İSTANBUL - Mesleki faaliyetlerinden kaynaklı tutuklanan gazeteciler Esra Solin Dal, Mehmet Aslan ve Erdoğan Alayumat, “Yargılanan gazeteciliktir. Vazgeçmedik, şimdi de vazgeçmeyeceğiz” diye kaydetti.
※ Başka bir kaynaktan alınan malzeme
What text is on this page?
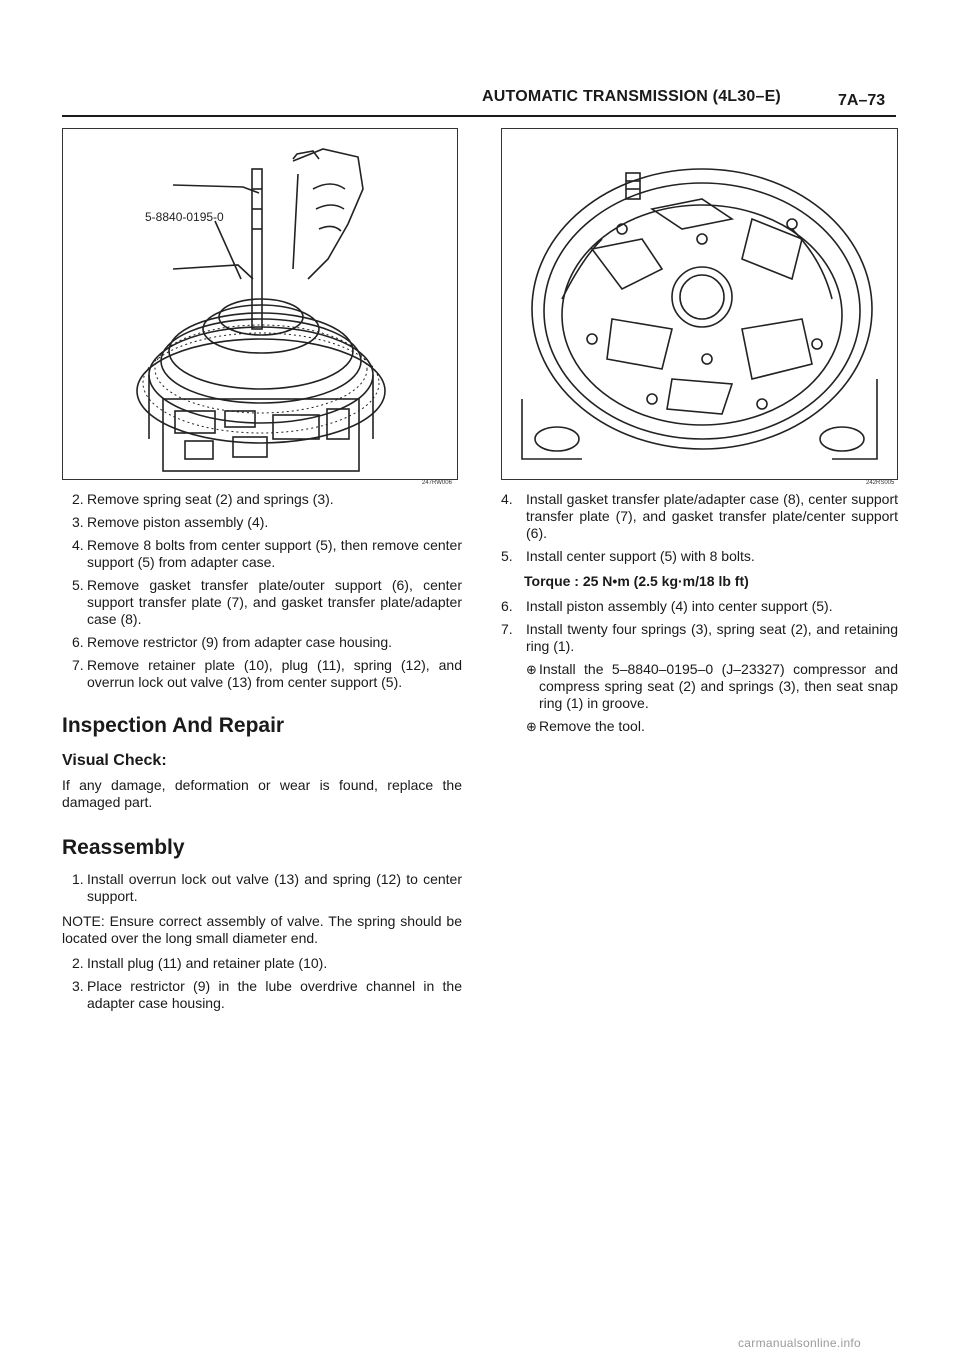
AUTOMATIC TRANSMISSION (4L30–E)	7A–73
5-8840-0195-0
247RW006	242RS005
2. Remove spring seat (2) and springs (3).
3. Remove piston assembly (4).
4. Remove 8 bolts from center support (5), then remove center support (5) from adapter case.
5. Remove gasket transfer plate/outer support (6), center support transfer plate (7), and gasket transfer plate/adapter case (8).
6. Remove restrictor (9) from adapter case housing.
7. Remove retainer plate (10), plug (11), spring (12), and overrun lock out valve (13) from center support (5).
Inspection And Repair
Visual Check:

If any damage, deformation or wear is found, replace the damaged part.

Reassembly
1. Install overrun lock out valve (13) and spring (12) to center support.

NOTE: Ensure correct assembly of valve. The spring should be located over the long small diameter end.

2. Install plug (11) and retainer plate (10).
3. Place restrictor (9) in the lube overdrive channel in the adapter case housing.
4. Install gasket transfer plate/adapter case (8), center support transfer plate (7), and gasket transfer plate/center support (6).
5. Install center support (5) with 8 bolts.
Torque : 25 N•m (2.5 kg·m/18 lb ft)
6. Install piston assembly (4) into center support (5).
7. Install twenty four springs (3), spring seat (2), and retaining ring (1).
⊕ Install the 5–8840–0195–0 (J–23327) compressor and compress spring seat (2) and springs (3), then seat snap ring (1) in groove.
⊕ Remove the tool.
carmanualsonline.info
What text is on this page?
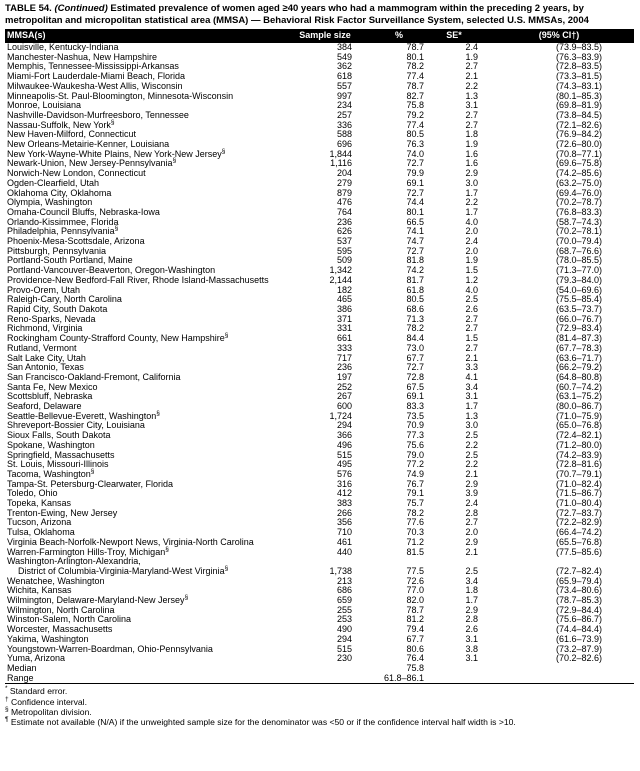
TABLE 54. (Continued) Estimated prevalence of women aged ≥40 years who had a mammogram within the preceding 2 years, by metropolitan and micropolitan statistical area (MMSA) — Behavioral Risk Factor Surveillance System, selected U.S. MMSAs, 2004
MMSA(s)	Sample size	%	SE*	(95% CI†)
Louisville, Kentucky-Indiana	384	78.7	2.4	(73.9–83.5)
Manchester-Nashua, New Hampshire	549	80.1	1.9	(76.3–83.9)
Memphis, Tennessee-Mississippi-Arkansas	362	78.2	2.7	(72.8–83.5)
Miami-Fort Lauderdale-Miami Beach, Florida	618	77.4	2.1	(73.3–81.5)
Milwaukee-Waukesha-West Allis, Wisconsin	557	78.7	2.2	(74.3–83.1)
Minneapolis-St. Paul-Bloomington, Minnesota-Wisconsin	997	82.7	1.3	(80.1–85.3)
Monroe, Louisiana	234	75.8	3.1	(69.8–81.9)
Nashville-Davidson-Murfreesboro, Tennessee	257	79.2	2.7	(73.8–84.5)
Nassau-Suffolk, New York§	336	77.4	2.7	(72.1–82.6)
New Haven-Milford, Connecticut	588	80.5	1.8	(76.9–84.2)
New Orleans-Metairie-Kenner, Louisiana	696	76.3	1.9	(72.6–80.0)
New York-Wayne-White Plains, New York-New Jersey§	1,844	74.0	1.6	(70.8–77.1)
Newark-Union, New Jersey-Pennsylvania§	1,116	72.7	1.6	(69.6–75.8)
Norwich-New London, Connecticut	204	79.9	2.9	(74.2–85.6)
Ogden-Clearfield, Utah	279	69.1	3.0	(63.2–75.0)
Oklahoma City, Oklahoma	879	72.7	1.7	(69.4–76.0)
Olympia, Washington	476	74.4	2.2	(70.2–78.7)
Omaha-Council Bluffs, Nebraska-Iowa	764	80.1	1.7	(76.8–83.3)
Orlando-Kissimmee, Florida	236	66.5	4.0	(58.7–74.3)
Philadelphia, Pennsylvania§	626	74.1	2.0	(70.2–78.1)
Phoenix-Mesa-Scottsdale, Arizona	537	74.7	2.4	(70.0–79.4)
Pittsburgh, Pennsylvania	595	72.7	2.0	(68.7–76.6)
Portland-South Portland, Maine	509	81.8	1.9	(78.0–85.5)
Portland-Vancouver-Beaverton, Oregon-Washington	1,342	74.2	1.5	(71.3–77.0)
Providence-New Bedford-Fall River, Rhode Island-Massachusetts	2,144	81.7	1.2	(79.3–84.0)
Provo-Orem, Utah	182	61.8	4.0	(54.0–69.6)
Raleigh-Cary, North Carolina	465	80.5	2.5	(75.5–85.4)
Rapid City, South Dakota	386	68.6	2.6	(63.5–73.7)
Reno-Sparks, Nevada	371	71.3	2.7	(66.0–76.7)
Richmond, Virginia	331	78.2	2.7	(72.9–83.4)
Rockingham County-Strafford County, New Hampshire§	661	84.4	1.5	(81.4–87.3)
Rutland, Vermont	333	73.0	2.7	(67.7–78.3)
Salt Lake City, Utah	717	67.7	2.1	(63.6–71.7)
San Antonio, Texas	236	72.7	3.3	(66.2–79.2)
San Francisco-Oakland-Fremont, California	197	72.8	4.1	(64.8–80.8)
Santa Fe, New Mexico	252	67.5	3.4	(60.7–74.2)
Scottsbluff, Nebraska	267	69.1	3.1	(63.1–75.2)
Seaford, Delaware	600	83.3	1.7	(80.0–86.7)
Seattle-Bellevue-Everett, Washington§	1,724	73.5	1.3	(71.0–75.9)
Shreveport-Bossier City, Louisiana	294	70.9	3.0	(65.0–76.8)
Sioux Falls, South Dakota	366	77.3	2.5	(72.4–82.1)
Spokane, Washington	496	75.6	2.2	(71.2–80.0)
Springfield, Massachusetts	515	79.0	2.5	(74.2–83.9)
St. Louis, Missouri-Illinois	495	77.2	2.2	(72.8–81.6)
Tacoma, Washington§	576	74.9	2.1	(70.7–79.1)
Tampa-St. Petersburg-Clearwater, Florida	316	76.7	2.9	(71.0–82.4)
Toledo, Ohio	412	79.1	3.9	(71.5–86.7)
Topeka, Kansas	383	75.7	2.4	(71.0–80.4)
Trenton-Ewing, New Jersey	266	78.2	2.8	(72.7–83.7)
Tucson, Arizona	356	77.6	2.7	(72.2–82.9)
Tulsa, Oklahoma	710	70.3	2.0	(66.4–74.2)
Virginia Beach-Norfolk-Newport News, Virginia-North Carolina	461	71.2	2.9	(65.5–76.8)
Warren-Farmington Hills-Troy, Michigan§	440	81.5	2.1	(77.5–85.6)
Washington-Arlington-Alexandria,
District of Columbia-Virginia-Maryland-West Virginia§	1,738	77.5	2.5	(72.7–82.4)
Wenatchee, Washington	213	72.6	3.4	(65.9–79.4)
Wichita, Kansas	686	77.0	1.8	(73.4–80.6)
Wilmington, Delaware-Maryland-New Jersey§	659	82.0	1.7	(78.7–85.3)
Wilmington, North Carolina	255	78.7	2.9	(72.9–84.4)
Winston-Salem, North Carolina	253	81.2	2.8	(75.6–86.7)
Worcester, Massachusetts	490	79.4	2.6	(74.4–84.4)
Yakima, Washington	294	67.7	3.1	(61.6–73.9)
Youngstown-Warren-Boardman, Ohio-Pennsylvania	515	80.6	3.8	(73.2–87.9)
Yuma, Arizona	230	76.4	3.1	(70.2–82.6)
Median		75.8		
Range		61.8–86.1		
* Standard error.
† Confidence interval.
§ Metropolitan division.
¶ Estimate not available (N/A) if the unweighted sample size for the denominator was <50 or if the confidence interval half width is >10.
İstanbul merkezli soruşturma kapsamında 23 Nisan’da yapılan ev baskınlarında gözaltına alındıktan sonra “örgüt üyeliği” iddiasıyla tutuklanan Mezopotamya Ajansı (MA) muhabirleri Esra Solin Dal, Mehmet Aslan ile Özgür Basın çalışanı Erdoğan Alayumat, avukatları aracılığıyla mesaj gönderdi.
‘YARGILANAN GAZETECİLİK’
Bakırköy Kadın Kapalı Cezaevi’nden mesaj gönderen Dal, mahkemede “gazeteciliğin” yargılandığını belirtti. Dal, mesajında şunları belirtti: “Mahkemede aslında Mezopotamya Ajansı (MA) çalışanları yargılanmadı, gazeteciliğin kendisi yargılandı. Bize neden haber yaptığımız ve neden gazeteci olduğumuz soruldu. Bunun hukuki bir karar olmadığını, hakikati engelleme çabasıyla verilmiş siyasi bir karar olduğunu biliyoruz. Ancak hakikatin gün yüzüne çıkma gibi bir huyu vardır. Baskı ve yıldırma politikaları hep vardı. O zamanda vazgeçmedik, şimdi de vazgeçmeyeceğiz. İçeride de haber yazmaya ve hakikati haykırmaya devam edeceğiz. Özgür Basın susturulamaz.”
‘KALEMİMİZ ARKADAŞLARA EMANET’
Gazeteci Erdoğan Alayumat da Metris Cezaevi’nden gönderdiği mesajında, “Dosya, gazetecilik mesleğini kriminalize etmekten başka bir şey ifade etmiyor. Yaptığımız haberlerle yargılanıyoruz ama gazetecilik mesleği mahkeme salonlarında yargılanamayacak kadar önemli ve yüce bir meslek. Bu dosyalar bugüne kadar hep boşa düştü ve bundan sonra da boşa düşmeye devam edecek. Apê Musalardan, Hrant Dinklerden, Metin Göktepelerden devraldığımız bayrağı taşımaya devam edeceğiz. Şimdilik kalemimiz dışarıdaki arkadaşlara emanet" diye belirtti.
‘SALDIRI DA DİRENİŞ DE YENİ DEĞİL’
Gazeteci Mehmet Aslan da şu mesajı gönderdi: "Kürt Gazetecilerin tutuklanması ve baskı görmesi bugünün meselesi değil. 126 yıldır Kürt basını bu cenderenin içinde varlık mücadelesi gösterdi. Kürt basınının direnişi de bugünlük değil, o da tarihsel bir boyuttadır. Bugün bizim özelimizde Kürt basını üzerinde bir saldırı var. Bu saldırının temel nedeni bellidir, farkındayız. Bu farkındalık ve bilinçle her adımımızı atıyoruz. Bizim tarihe, halka karşı sorumluluğumuz ve borcumuz var. Bu borcumuzu hakikatleri yazmaya devam ederek, ödemeye çalışıyoruz. Tutuklanmamızın bir özel nedeni de Abdullah Öcalan ve tecrit konusunda yaptığımız haberlerdir. Bu da Abdullah Öcalan’ın Kürt sorununun çözümünde ne kadar önemli bir aktör olduğunu göstermektedir. Bunun için bu meseleye incelikli yaklaşmak gerekiyor. Herkese selamlar, sevgiler."